Tasada ve kıvançta birlikte olamadığımız müddetçe bu süreç çok zor geçecek galiba…
***
Eskişehir sokaklarında yeni yılı Suriyeliler kutladı…
Her yılbaşı gecesini Kanatlı Alışveriş Merkezi önünde geçiren bir dostumuz aradı.
-“birkaç yıldır yeni yıla orada giriyorum. çok eğlenceli oluyor” diyen dostumuzun bu yılbaşında dikkatini iki şey çekmiş.
1-Bu defaki katılım, öncekilere göre çok azmış.

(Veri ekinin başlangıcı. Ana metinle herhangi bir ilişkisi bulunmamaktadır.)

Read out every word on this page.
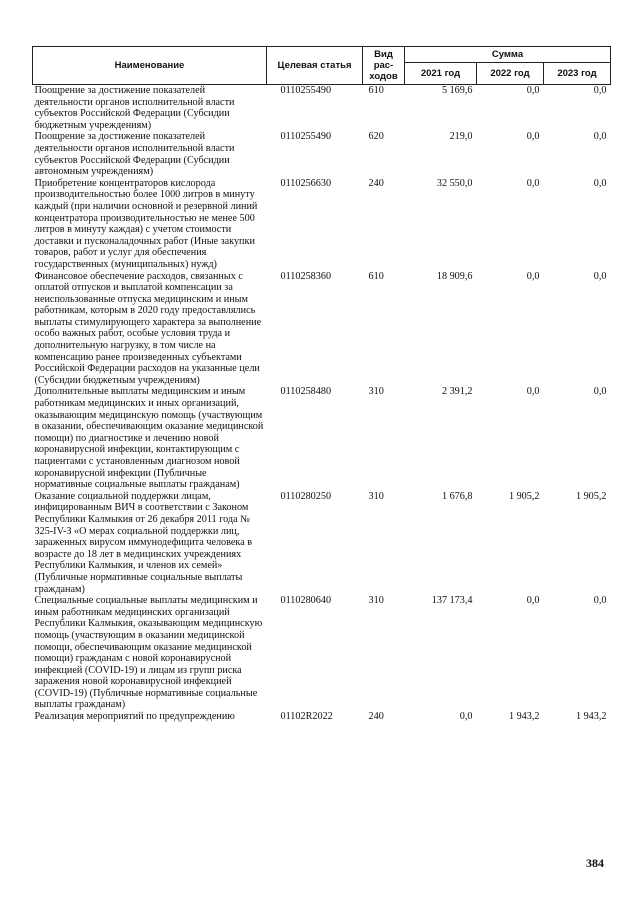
Наименование	Целевая статья	Вид рас-ходов	Сумма		
			2021 год	2022 год	2023 год
Поощрение за достижение показателей деятельности органов исполнительной власти субъектов Российской Федерации (Субсидии бюджетным учреждениям)	0110255490	610	5 169,6	0,0	0,0
Поощрение за достижение показателей деятельности органов исполнительной власти субъектов Российской Федерации (Субсидии автономным учреждениям)	0110255490	620	219,0	0,0	0,0
Приобретение концентраторов кислорода производительностью более 1000 литров в минуту каждый (при наличии основной и резервной линий концентратора производительностью не менее 500 литров в минуту каждая) с учетом стоимости доставки и пусконаладочных работ (Иные закупки товаров, работ и услуг для обеспечения государственных (муниципальных) нужд)	0110256630	240	32 550,0	0,0	0,0
Финансовое обеспечение расходов, связанных с оплатой отпусков и выплатой компенсации за неиспользованные отпуска медицинским и иным работникам, которым в 2020 году предоставлялись выплаты стимулирующего характера за выполнение особо важных работ, особые условия труда и дополнительную нагрузку, в том числе на компенсацию ранее произведенных субъектами Российской Федерации расходов на указанные цели (Субсидии бюджетным учреждениям)	0110258360	610	18 909,6	0,0	0,0
Дополнительные выплаты медицинским и иным работникам медицинских и иных организаций, оказывающим медицинскую помощь (участвующим в оказании, обеспечивающим оказание медицинской помощи) по диагностике и лечению новой коронавирусной инфекции, контактирующим с пациентами с установленным диагнозом новой коронавирусной инфекции (Публичные нормативные социальные выплаты гражданам)	0110258480	310	2 391,2	0,0	0,0
Оказание социальной поддержки лицам, инфицированным ВИЧ в соответствии с Законом Республики Калмыкия от 26 декабря 2011 года № 325-IV-З «О мерах социальной поддержки лиц, зараженных вирусом иммунодефицита человека в возрасте до 18 лет в медицинских учреждениях Республики Калмыкия, и членов их семей» (Публичные нормативные социальные выплаты гражданам)	0110280250	310	1 676,8	1 905,2	1 905,2
Специальные социальные выплаты медицинским и иным работникам медицинских организаций Республики Калмыкия, оказывающим медицинскую помощь (участвующим в оказании медицинской помощи, обеспечивающим оказание медицинской помощи) гражданам с новой коронавирусной инфекцией (COVID-19) и лицам из групп риска заражения новой коронавирусной инфекцией (COVID-19) (Публичные нормативные социальные выплаты гражданам)	0110280640	310	137 173,4	0,0	0,0
Реализация мероприятий по предупреждению	01102R2022	240	0,0	1 943,2	1 943,2
384
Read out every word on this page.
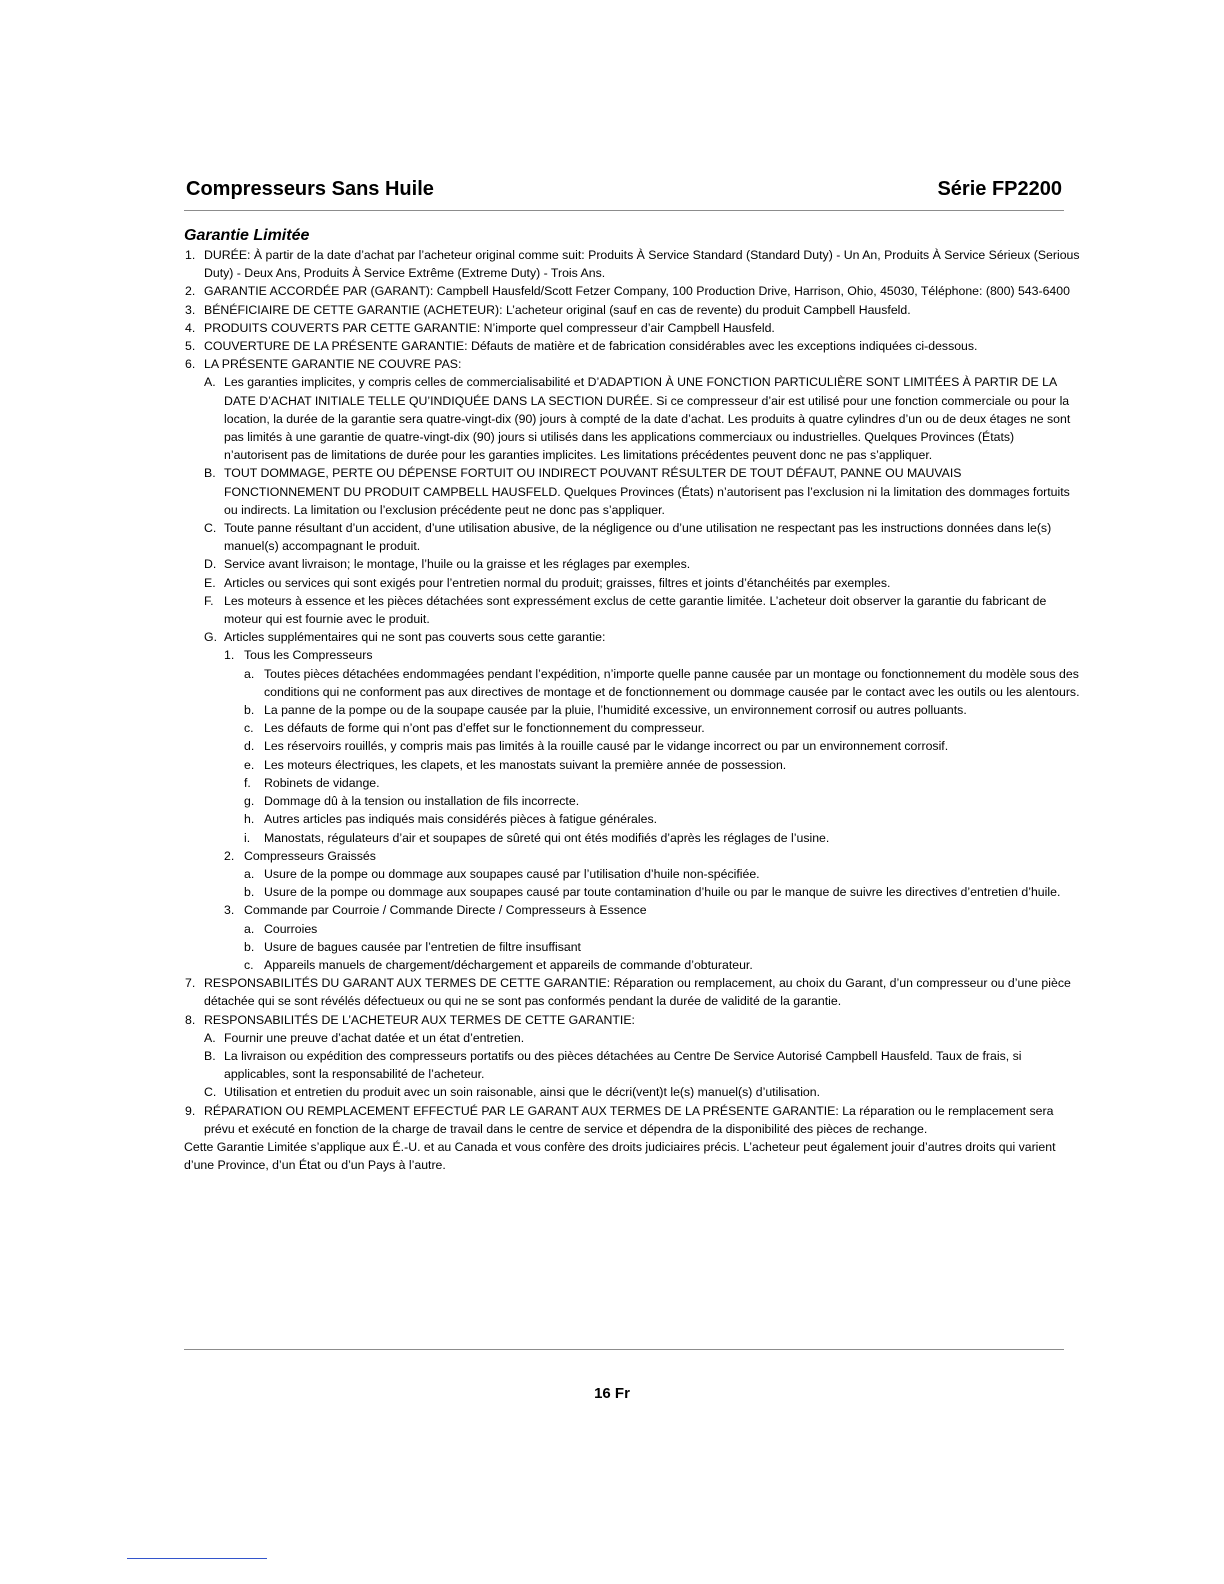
Compresseurs Sans Huile	Série FP2200
Garantie Limitée
1. DURÉE: À partir de la date d’achat par l’acheteur original comme suit: Produits À Service Standard (Standard Duty) - Un An, Produits À Service Sérieux (Serious Duty) - Deux Ans, Produits À Service Extrême (Extreme Duty) - Trois Ans.
2. GARANTIE ACCORDÉE PAR (GARANT): Campbell Hausfeld/Scott Fetzer Company, 100 Production Drive, Harrison, Ohio, 45030, Téléphone: (800) 543-6400
3. BÉNÉFICIAIRE DE CETTE GARANTIE (ACHETEUR): L’acheteur original (sauf en cas de revente) du produit Campbell Hausfeld.
4. PRODUITS COUVERTS PAR CETTE GARANTIE: N’importe quel compresseur d’air Campbell Hausfeld.
5. COUVERTURE DE LA PRÉSENTE GARANTIE: Défauts de matière et de fabrication considérables avec les exceptions indiquées ci-dessous.
6. LA PRÉSENTE GARANTIE NE COUVRE PAS:
A. Les garanties implicites, y compris celles de commercialisabilité et D’ADAPTION À UNE FONCTION PARTICULIÈRE SONT LIMITÉES À PARTIR DE LA DATE D’ACHAT INITIALE TELLE QU’INDIQUÉE DANS LA SECTION DURÉE. Si ce compresseur d’air est utilisé pour une fonction commerciale ou pour la location, la durée de la garantie sera quatre-vingt-dix (90) jours à compté de la date d’achat. Les produits à quatre cylindres d’un ou de deux étages ne sont pas limités à une garantie de quatre-vingt-dix (90) jours si utilisés dans les applications commerciaux ou industrielles. Quelques Provinces (États) n’autorisent pas de limitations de durée pour les garanties implicites. Les limitations précédentes peuvent donc ne pas s’appliquer.
B. TOUT DOMMAGE, PERTE OU DÉPENSE FORTUIT OU INDIRECT POUVANT RÉSULTER DE TOUT DÉFAUT, PANNE OU MAUVAIS FONCTIONNEMENT DU PRODUIT CAMPBELL HAUSFELD. Quelques Provinces (États) n’autorisent pas l’exclusion ni la limitation des dommages fortuits ou indirects. La limitation ou l’exclusion précédente peut ne donc pas s’appliquer.
C. Toute panne résultant d’un accident, d’une utilisation abusive, de la négligence ou d’une utilisation ne respectant pas les instructions données dans le(s) manuel(s) accompagnant le produit.
D. Service avant livraison; le montage, l’huile ou la graisse et les réglages par exemples.
E. Articles ou services qui sont exigés pour l’entretien normal du produit; graisses, filtres et joints d’étanchéités par exemples.
F. Les moteurs à essence et les pièces détachées sont expressément exclus de cette garantie limitée. L’acheteur doit observer la garantie du fabricant de moteur qui est fournie avec le produit.
G. Articles supplémentaires qui ne sont pas couverts sous cette garantie:
1. Tous les Compresseurs
a. Toutes pièces détachées endommagées pendant l’expédition, n’importe quelle panne causée par un montage ou fonctionnement du modèle sous des conditions qui ne conforment pas aux directives de montage et de fonctionnement ou dommage causée par le contact avec les outils ou les alentours.
b. La panne de la pompe ou de la soupape causée par la pluie, l’humidité excessive, un environnement corrosif ou autres polluants.
c. Les défauts de forme qui n’ont pas d’effet sur le fonctionnement du compresseur.
d. Les réservoirs rouillés, y compris mais pas limités à la rouille causé par le vidange incorrect ou par un environnement corrosif.
e. Les moteurs électriques, les clapets, et les manostats suivant la première année de possession.
f. Robinets de vidange.
g. Dommage dû à la tension ou installation de fils incorrecte.
h. Autres articles pas indiqués mais considérés pièces à fatigue générales.
i. Manostats, régulateurs d’air et soupapes de sûreté qui ont étés modifiés d’après les réglages de l’usine.
2. Compresseurs Graissés
a. Usure de la pompe ou dommage aux soupapes causé par l’utilisation d’huile non-spécifiée.
b. Usure de la pompe ou dommage aux soupapes causé par toute contamination d’huile ou par le manque de suivre les directives d’entretien d’huile.
3. Commande par Courroie / Commande Directe / Compresseurs à Essence
a. Courroies
b. Usure de bagues causée par l’entretien de filtre insuffisant
c. Appareils manuels de chargement/déchargement et appareils de commande d’obturateur.
7. RESPONSABILITÉS DU GARANT AUX TERMES DE CETTE GARANTIE: Réparation ou remplacement, au choix du Garant, d’un compresseur ou d’une pièce détachée qui se sont révélés défectueux ou qui ne se sont pas conformés pendant la durée de validité de la garantie.
8. RESPONSABILITÉS DE L’ACHETEUR AUX TERMES DE CETTE GARANTIE:
A. Fournir une preuve d’achat datée et un état d’entretien.
B. La livraison ou expédition des compresseurs portatifs ou des pièces détachées au Centre De Service Autorisé Campbell Hausfeld. Taux de frais, si applicables, sont la responsabilité de l’acheteur.
C. Utilisation et entretien du produit avec un soin raisonable, ainsi que le décri(vent)t le(s) manuel(s) d’utilisation.
9. RÉPARATION OU REMPLACEMENT EFFECTUÉ PAR LE GARANT AUX TERMES DE LA PRÉSENTE GARANTIE: La réparation ou le remplacement sera prévu et exécuté en fonction de la charge de travail dans le centre de service et dépendra de la disponibilité des pièces de rechange.
Cette Garantie Limitée s’applique aux É.-U. et au Canada et vous confère des droits judiciaires précis. L’acheteur peut également jouir d’autres droits qui varient d’une Province, d’un État ou d’un Pays à l’autre.
16 Fr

2-Var olan katılımcıların da neredeyse yüzde 70’i Suriyeliymiş.
Dostumuz…
-“Belli ki bu yılbaşı kutlamaları için insanlar evlerinden çıkmaya ve yeni yılı sokakta geçirmeye korktu” dedi önce.,..
Ardından da…
-“İnsanlar sokağa çıkmaya korkunca, sokaklar da Suriyelilere kaldı. Yeni yıla bizim yerimize onlar girdi” yorumunda bulundu.
Biraz da gülmek lazım
Amerika’da zencinin biri, pasaportunu kaybetmiş. Aksilik işte o gün de mutlaka Türkiye’ye uçması gerekiyormuş. "Ne yapıcam" diye düşünürken yolda bir pasaport bulmuş. Hemen almış yerden, bir de bakmış Leanardo Di Caprio’nun pasaportu. "Napalım" deyip şansını denemeye karar vermiş. Leonardo’nun fotoğrafını çıkartıp kendi fotoğrafını yapıştırmış. Uçmuş Türkiye’ye. Havalimanında görevli gümrük memuru Temel’in karşısına geçmiş. Temel, pasaportu almış adamın ismine bakmış, “Leonardo Di Caprio” yazıyor, fotoğrafa bakmış bir zenci, adama bakmış aynı zenci. Birkaç şaşkın bakıştan sonra öbür masada oturan Dursun’a seslenmiş:
- Ula Dursun, Titanik batmış mıydı, yanmış mıydı?